Emosi itu memang pemberian Tuhan. Kita bersyukur memiliki itu. Dengan emosi, hidup menjadi lebih hidup.
Lebih Indah. Karena ada tangis. Tawa. Canda. Amarah. Cemburu. Cinta. Sayang. Memberi pernak-pernik hidup.
Apa jadinya bila hidup kita tak memiliki emosi. Seperti robot. Mummy. Menyeramkan. Hidup akan terasa datar. Kaku. Lurus sepanjang masa. Nah, tinggal bagaimana kita mengendalikan dan mengolah emosi-emosi negatif supaya berdampak positif.
Minta maaf
Kembali saya merenung hidup bapak ojol tadi. Khususnya di masa pandemi ini tahun yang lalu.
Kala itu, pastilah ‘tarikan’ lebih sepi. Penghasilan jauh berkurang. Ketika pulang, bapak ojol harus membawa uang agar anak-isterinya bisa makan. Andai ia pulang tidak membawa uang, bagaimana keluarganya?

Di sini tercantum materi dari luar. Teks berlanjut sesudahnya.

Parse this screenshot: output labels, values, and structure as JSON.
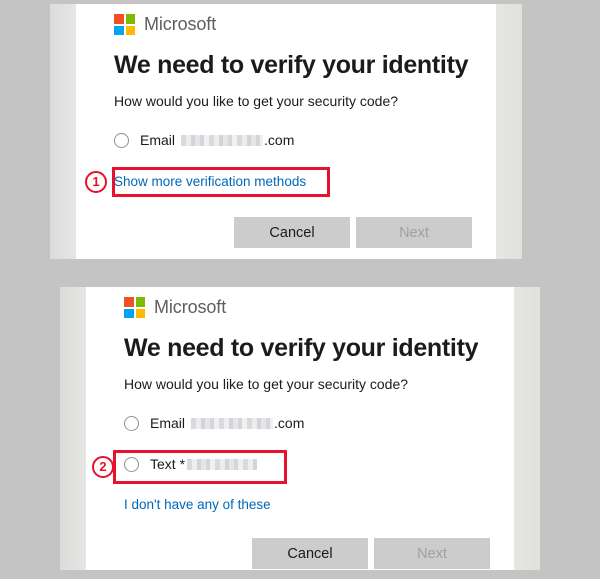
{
  "background_color": "#c4c4c4",
  "accent_link_color": "#0067b8",
  "annotation_color": "#e8112d",
  "brand": {
    "name": "Microsoft",
    "logo_colors": {
      "top_left": "#f25022",
      "top_right": "#7fba00",
      "bottom_left": "#00a4ef",
      "bottom_right": "#ffb900"
    }
  },
  "panels": [
    {
      "id": "panel-1",
      "heading": "We need to verify your identity",
      "subheading": "How would you like to get your security code?",
      "options": [
        {
          "label": "Email",
          "redacted": true,
          "suffix": ".com",
          "selected": false
        }
      ],
      "link": "Show more verification methods",
      "buttons": {
        "cancel": "Cancel",
        "next": "Next",
        "next_disabled": true
      },
      "annotation": {
        "number": "1",
        "target": "Show more verification methods"
      }
    },
    {
      "id": "panel-2",
      "heading": "We need to verify your identity",
      "subheading": "How would you like to get your security code?",
      "options": [
        {
          "label": "Email",
          "redacted": true,
          "suffix": ".com",
          "selected": false
        },
        {
          "label": "Text *",
          "redacted": true,
          "suffix": "",
          "selected": false
        }
      ],
      "link": "I don't have any of these",
      "buttons": {
        "cancel": "Cancel",
        "next": "Next",
        "next_disabled": true
      },
      "annotation": {
        "number": "2",
        "target": "Text *"
      }
    }
  ]
}
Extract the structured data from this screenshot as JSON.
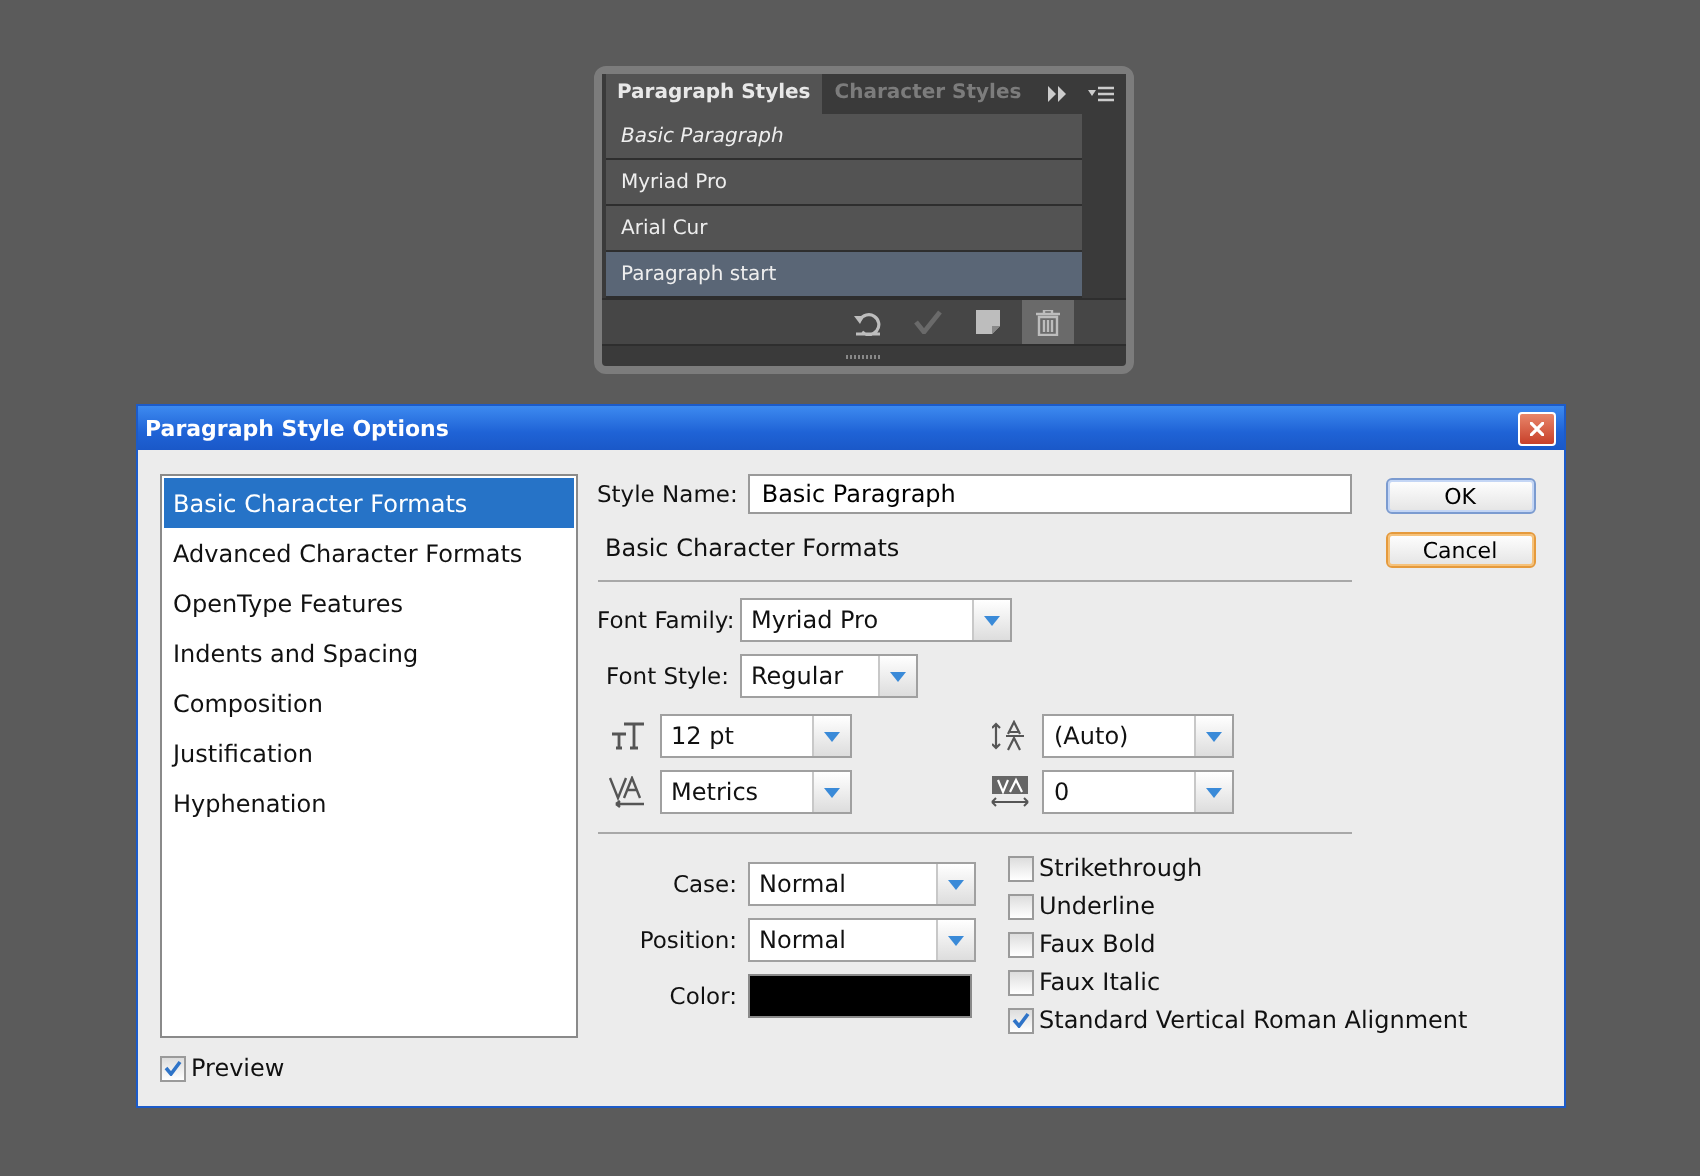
{
  "styles_panel": {
    "tabs": [
      {
        "label": "Paragraph Styles",
        "selected": true
      },
      {
        "label": "Character Styles",
        "selected": false
      }
    ],
    "items": [
      {
        "label": "Basic Paragraph",
        "default": true,
        "selected": false
      },
      {
        "label": "Myriad Pro",
        "default": false,
        "selected": false
      },
      {
        "label": "Arial Cur",
        "default": false,
        "selected": false
      },
      {
        "label": "Paragraph start",
        "default": false,
        "selected": true
      }
    ],
    "tools": [
      {
        "kind": "reset",
        "disabled": false,
        "selected": false
      },
      {
        "kind": "check",
        "disabled": true,
        "selected": false
      },
      {
        "kind": "new",
        "disabled": false,
        "selected": false
      },
      {
        "kind": "trash",
        "disabled": false,
        "selected": true
      }
    ]
  },
  "dialog": {
    "title": "Paragraph Style Options",
    "categories": [
      {
        "label": "Basic Character Formats",
        "selected": true
      },
      {
        "label": "Advanced Character Formats",
        "selected": false
      },
      {
        "label": "OpenType Features",
        "selected": false
      },
      {
        "label": "Indents and Spacing",
        "selected": false
      },
      {
        "label": "Composition",
        "selected": false
      },
      {
        "label": "Justification",
        "selected": false
      },
      {
        "label": "Hyphenation",
        "selected": false
      }
    ],
    "preview": {
      "label": "Preview",
      "checked": true
    },
    "style_name": {
      "label": "Style Name:",
      "value": "Basic Paragraph"
    },
    "section_title": "Basic Character Formats",
    "font_family": {
      "label": "Font Family:",
      "value": "Myriad Pro"
    },
    "font_style": {
      "label": "Font Style:",
      "value": "Regular"
    },
    "metrics": [
      {
        "kind": "size",
        "value": "12 pt"
      },
      {
        "kind": "leading",
        "value": "(Auto)"
      },
      {
        "kind": "kerning",
        "value": "Metrics"
      },
      {
        "kind": "tracking",
        "value": "0"
      }
    ],
    "case": {
      "label": "Case:",
      "value": "Normal"
    },
    "position": {
      "label": "Position:",
      "value": "Normal"
    },
    "color": {
      "label": "Color:",
      "color": "#000000"
    },
    "options": [
      {
        "label": "Strikethrough",
        "checked": false
      },
      {
        "label": "Underline",
        "checked": false
      },
      {
        "label": "Faux Bold",
        "checked": false
      },
      {
        "label": "Faux Italic",
        "checked": false
      },
      {
        "label": "Standard Vertical Roman Alignment",
        "checked": true
      }
    ],
    "buttons": [
      {
        "label": "OK",
        "focused": false
      },
      {
        "label": "Cancel",
        "focused": true
      }
    ]
  }
}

Penghasilan sehari untuk makan sehari. Belum lagi ada kebutuhan lain yang juga mendesak.
Ketika saya mau membayar, bapak ojol pergi. Tak mau menerima bayaran. Menurut saya, itu disebabkan bukan karena ia marah karena saya cerewet atau emosi. Tetapi karena ia merasa tidak dapat melayani penumpangnya dengan baik.
Maka, merasa tak pantas untuk dibayar.
Bapak Ojol, betapa mulia hatimu. Engkau tidak memikirkan dirimu saja. Tetapi penumpang yang kau bawa, juga ingin kaubahagiakan lewat pelayanananmu yang tulus.
Maafkan saya, Bapak Ojol.
Terimakasih atas ‘tamparan keras’ yang kau berikan untukku. Saya akan berusaha mengolah emosi negatif yang terkadang muncul tanpa kusadari.

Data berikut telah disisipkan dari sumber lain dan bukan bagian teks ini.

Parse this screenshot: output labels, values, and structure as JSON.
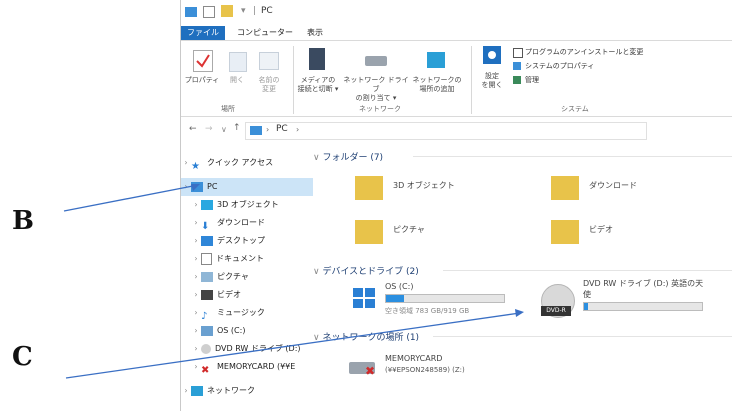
{
  "window": {
    "title_path": "PC"
  },
  "ribbon": {
    "tabs": [
      "ファイル",
      "コンピューター",
      "表示"
    ],
    "buttons": {
      "properties": "プロパティ",
      "open": "開く",
      "rename": "名前の\n変更",
      "media": "メディアの\n接続と切断 ▾",
      "network_drive": "ネットワーク ドライブ\nの割り当て ▾",
      "add_location": "ネットワークの\n場所の追加",
      "settings": "設定\nを開く",
      "uninstall": "プログラムのアンインストールと変更",
      "sys_props": "システムのプロパティ",
      "manage": "管理"
    },
    "groups": {
      "location": "場所",
      "network": "ネットワーク",
      "system": "システム"
    }
  },
  "address": {
    "path": "PC",
    "sep": "›"
  },
  "nav": {
    "quick_access": "クイック アクセス",
    "pc": "PC",
    "objects3d": "3D オブジェクト",
    "downloads": "ダウンロード",
    "desktop": "デスクトップ",
    "documents": "ドキュメント",
    "pictures": "ピクチャ",
    "videos": "ビデオ",
    "music": "ミュージック",
    "os_c": "OS (C:)",
    "dvd": "DVD RW ドライブ (D:)",
    "memcard": "MEMORYCARD (¥¥E",
    "network": "ネットワーク"
  },
  "content": {
    "folders_header": "フォルダー (7)",
    "folders": {
      "objects3d": "3D オブジェクト",
      "downloads": "ダウンロード",
      "pictures": "ピクチャ",
      "videos": "ビデオ"
    },
    "devices_header": "デバイスとドライブ (2)",
    "os": {
      "name": "OS (C:)",
      "free": "空き領域 783 GB/919 GB",
      "used_fraction": 0.15
    },
    "dvd": {
      "name": "DVD RW ドライブ (D:) 英語の天",
      "name2": "使",
      "badge": "DVD-R",
      "used_fraction": 0.03
    },
    "network_header": "ネットワークの場所 (1)",
    "memcard": {
      "name": "MEMORYCARD",
      "path": "(¥¥EPSON248589) (Z:)"
    }
  },
  "annotations": {
    "b": "B",
    "c": "C",
    "arrow_color": "#3a6fc4"
  }
}
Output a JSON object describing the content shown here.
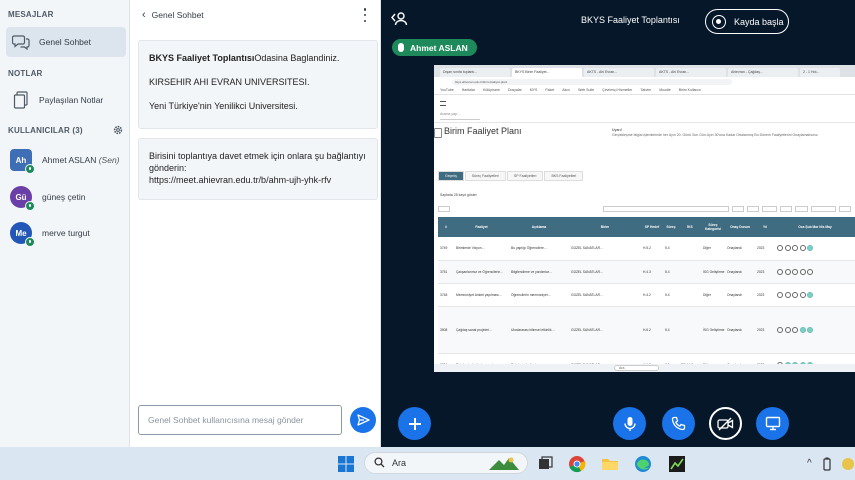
{
  "sidebar": {
    "messages_title": "MESAJLAR",
    "public_chat_label": "Genel Sohbet",
    "notes_title": "NOTLAR",
    "shared_notes_label": "Paylaşılan Notlar",
    "users_title": "KULLANICILAR (3)",
    "users": [
      {
        "initials": "Ah",
        "name": "Ahmet ASLAN",
        "suffix": "(Sen)",
        "color": "#3e6fb6"
      },
      {
        "initials": "Gü",
        "name": "güneş çetin",
        "color": "#6a3fa7"
      },
      {
        "initials": "Me",
        "name": "merve turgut",
        "color": "#2257b8"
      }
    ]
  },
  "chat": {
    "header_title": "Genel Sohbet",
    "welcome": {
      "bold": "BKYS Faaliyet Toplantısı",
      "rest": "Odasina Baglandiniz.",
      "line2": "KIRSEHIR AHI EVRAN UNIVERSITESI.",
      "line3": "Yeni Türkiye'nin Yenilikci Universitesi."
    },
    "invite": {
      "text": "Birisini toplantıya davet etmek için onlara şu bağlantıyı gönderin:",
      "link": "https://meet.ahievran.edu.tr/b/ahm-ujh-yhk-rfv"
    },
    "input_placeholder": "Genel Sohbet kullanıcısına mesaj gönder"
  },
  "main": {
    "meeting_title": "BKYS Faaliyet Toplantısı",
    "record_label": "Kayda başla",
    "presenter_name": "Ahmet ASLAN"
  },
  "shared_screen": {
    "tabs": [
      "Dışarı sınıfa toplantı...",
      "BKYS Birim Faaliyet...",
      "AKTS - Ahi Evran...",
      "AKTS - Ahi Evran...",
      "Ahievran - Çağdaş...",
      "2 - 1 Hot..."
    ],
    "address": "bkys.ahievran.edu.tr/birim-faaliyet-plani",
    "bookmarks": [
      "YouTube",
      "Haritalar",
      "Kütüphane",
      "Dosyalar",
      "MYS",
      "Paket",
      "Akıcı",
      "Web Suite",
      "Çevrimiçi Hizmetler",
      "Takvim",
      "Moodle",
      "Birim Kullanıcı"
    ],
    "search_placeholder": "Arama yap...",
    "page_title": "Birim Faaliyet Planı",
    "note_title": "Uyarı!",
    "note_text": "Gerçekleşme bilgisi işlemlerinde her Ayın 20. Günü Son Gün Ayın 30'una Kadar Ortalanmış Bu Dönem Faaliyetlerini Onaylamalısınız.",
    "page_tabs": [
      "Geçmiş",
      "Süreç Faaliyetleri",
      "SP Faaliyetleri",
      "BKS Faaliyetleri"
    ],
    "page_len": "Sayfada 25 kayıt göster",
    "columns": [
      "#",
      "Faaliyet",
      "Açıklama",
      "Birim",
      "SP Hedef",
      "Süreç",
      "İKS",
      "Süreç Kategorisi",
      "Onay Durum",
      "Yıl",
      "Oca Şub Mar Nis May"
    ],
    "rows": [
      {
        "id": "3749",
        "activity": "Birimlerde Vizyon…",
        "desc": "Bu yaptığı Öğrencilere…",
        "unit": "GÜZEL SANATLAR…",
        "sp": "H.5.2",
        "proc": "5.4",
        "iks": "",
        "cat": "Diğer",
        "status": "Onaylandı",
        "year": "2023",
        "filled": 1
      },
      {
        "id": "3751",
        "activity": "Çalışanlarımız ve Öğrencilerin…",
        "desc": "Bilgilendirme ve yardımlar…",
        "unit": "GÜZEL SANATLAR…",
        "sp": "H.4.3",
        "proc": "5.4",
        "iks": "",
        "cat": "İSG Geliştirme",
        "status": "Onaylandı",
        "year": "2023",
        "filled": 0
      },
      {
        "id": "3748",
        "activity": "Memnuniyet Anketi yapılması…",
        "desc": "Öğrencilerin memnuniyet…",
        "unit": "GÜZEL SANATLAR…",
        "sp": "H.4.2",
        "proc": "5.4",
        "iks": "",
        "cat": "Diğer",
        "status": "Onaylandı",
        "year": "2023",
        "filled": 1
      },
      {
        "id": "3508",
        "activity": "Çağdaş sanat projeleri…",
        "desc": "Uluslararası bilimsel etkinlik…",
        "unit": "GÜZEL SANATLAR…",
        "sp": "H.6.2",
        "proc": "5.4",
        "iks": "",
        "cat": "İSG Geliştirme",
        "status": "Onaylandı",
        "year": "2023",
        "filled": 2
      },
      {
        "id": "3226",
        "activity": "Birimlerde faaliyet sonuçları…",
        "desc": "Birimlerin faaliyet sonuç…",
        "unit": "GÜZEL SANATLAR…",
        "sp": "H.1.2",
        "proc": "2.3",
        "iks": "BS-14.2",
        "cat": "Diğer",
        "status": "Onaylandı",
        "year": "2023",
        "filled": 4
      },
      {
        "id": "3224",
        "activity": "İdari birimler süreçlerinin…",
        "desc": "Sağlık Bilgi Sistemleri…",
        "unit": "GÜZEL SANATLAR…",
        "sp": "H.1.2",
        "proc": "2.3",
        "iks": "",
        "cat": "Diğer",
        "status": "Onaylandı",
        "year": "2023",
        "filled": 3
      }
    ],
    "taskbar_search": "Ara"
  },
  "taskbar": {
    "search_label": "Ara"
  },
  "colors": {
    "accent": "#1a73e8",
    "presenter_green": "#1e8a5c",
    "presentation_bg": "#06172a",
    "table_header": "#3f6c80"
  }
}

Akan terasa indah bila saya mampu mengolahnya.
“Hai saudara-saudara yang kukasihi, ingatlah hal ini: setiap orang hendaklah cepat untuk mendengar, tetapi lambat untuk berkata-kata, dan juga lambat untuk marah.
Sebab amarah manusia tidak mengerjakan kebenaran di hadapan Allah.” (1 Yakobus 19-20).